2. Catat Semua Transaksi Keuangan
Setiap transaksi yang terjadi dalam bisnis harus dicatat, sekecil apa pun jumlahnya.
Transaksi yang perlu dicatat antara lain:
- penjualan produk atau jasa
- pembelian bahan baku
- biaya operasional
- pembayaran hutang
- penerimaan piutang
Pencatatan transaksi ini bisa dilakukan menggunakan buku tulis, spreadsheet, atau software akuntansi.

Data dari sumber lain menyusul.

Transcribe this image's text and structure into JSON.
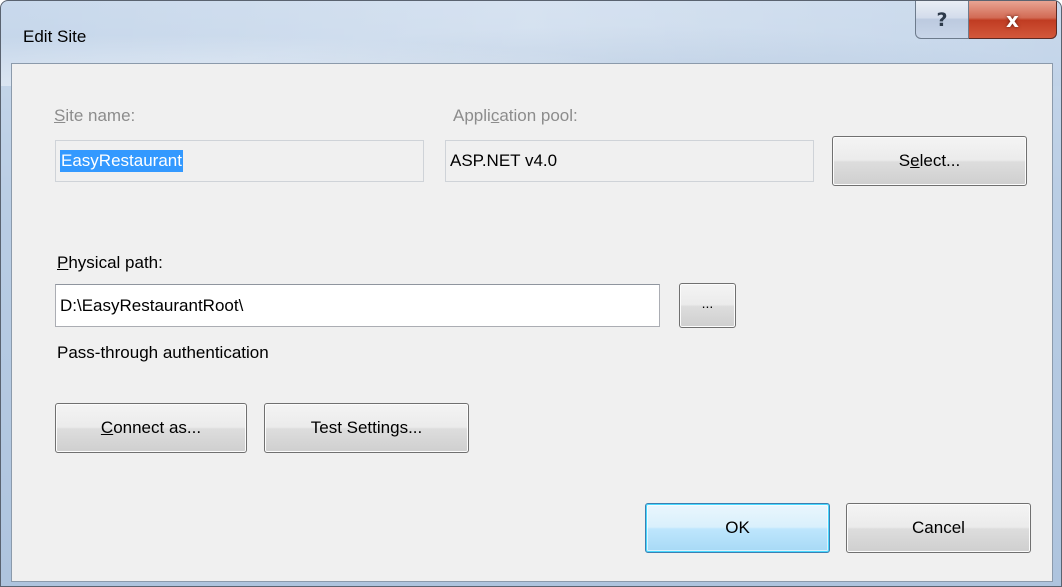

3. Buat Catatan Pemasukan dan Pengeluaran
Langkah berikutnya adalah memisahkan catatan pemasukan dan pengeluaran.
Catatan pemasukan
Catatan ini berisi semua uang yang masuk ke dalam bisnis, seperti:
- penjualan produk
- pembayaran pelanggan
- pendapatan tambahan
Catatan pengeluaran
Catatan ini berisi semua biaya yang dikeluarkan untuk menjalankan bisnis, seperti:
- pembelian bahan baku
- biaya listrik
- gaji karyawan
- biaya transportasi
Dengan memisahkan dua jenis catatan ini, pemilik usaha dapat melihat arus kas bisnis dengan lebih jelas.
4. Buat Catatan Hutang dan Piutang
Selain pemasukan dan pengeluaran, UMKM juga perlu mencatat hutang dan piutang.
Hutang
Hutang adalah kewajiban bisnis kepada pihak lain, misalnya:
- hutang kepada supplier
- pinjaman modal usaha
Piutang
Piutang adalah uang yang seharusnya diterima dari pelanggan tetapi belum dibayar.
Dengan mencatat hutang dan piutang, pemilik usaha dapat mengontrol kewajiban serta memastikan pembayaran dari pelanggan tidak terlewat.
5. Hitung Laba Rugi Usaha
Setelah semua transaksi dicatat, langkah berikutnya adalah menghitung laba rugi bisnis.
Rumus sederhana untuk menghitung laba rugi adalah:
Laba Bersih = Total Pemasukan – Total Pengeluaran
Jika pemasukan lebih besar dari pengeluaran, maka bisnis memperoleh keuntungan.
Namun jika pengeluaran lebih besar dari pemasukan, berarti bisnis mengalami kerugian.
6. Buat Laporan Keuangan Sederhana
UMKM setidaknya perlu memiliki beberapa laporan keuangan dasar, seperti:
Laporan laba rugi
Laporan ini menunjukkan apakah bisnis menghasilkan keuntungan atau kerugian dalam periode tertentu.
Laporan arus kas
Laporan ini menunjukkan aliran uang masuk dan keluar dari bisnis.
Neraca sederhana
Neraca menunjukkan posisi keuangan bisnis yang terdiri dari aset, kewajiban, dan modal.
Tantangan Pembukuan Manual
Walaupun pembukuan manual masih banyak digunakan oleh UMKM, metode ini memiliki beberapa kelemahan.
Beberapa tantangan yang sering terjadi antara lain:
- pencatatan transaksi sering terlewat
- perhitungan laporan keuangan memakan waktu lama
- risiko kesalahan pencatatan cukup tinggi
- sulit memantau kondisi keuangan secara real-time
Karena itu banyak bisnis mulai beralih menggunakan software akuntansi untuk mempermudah proses pembukuan.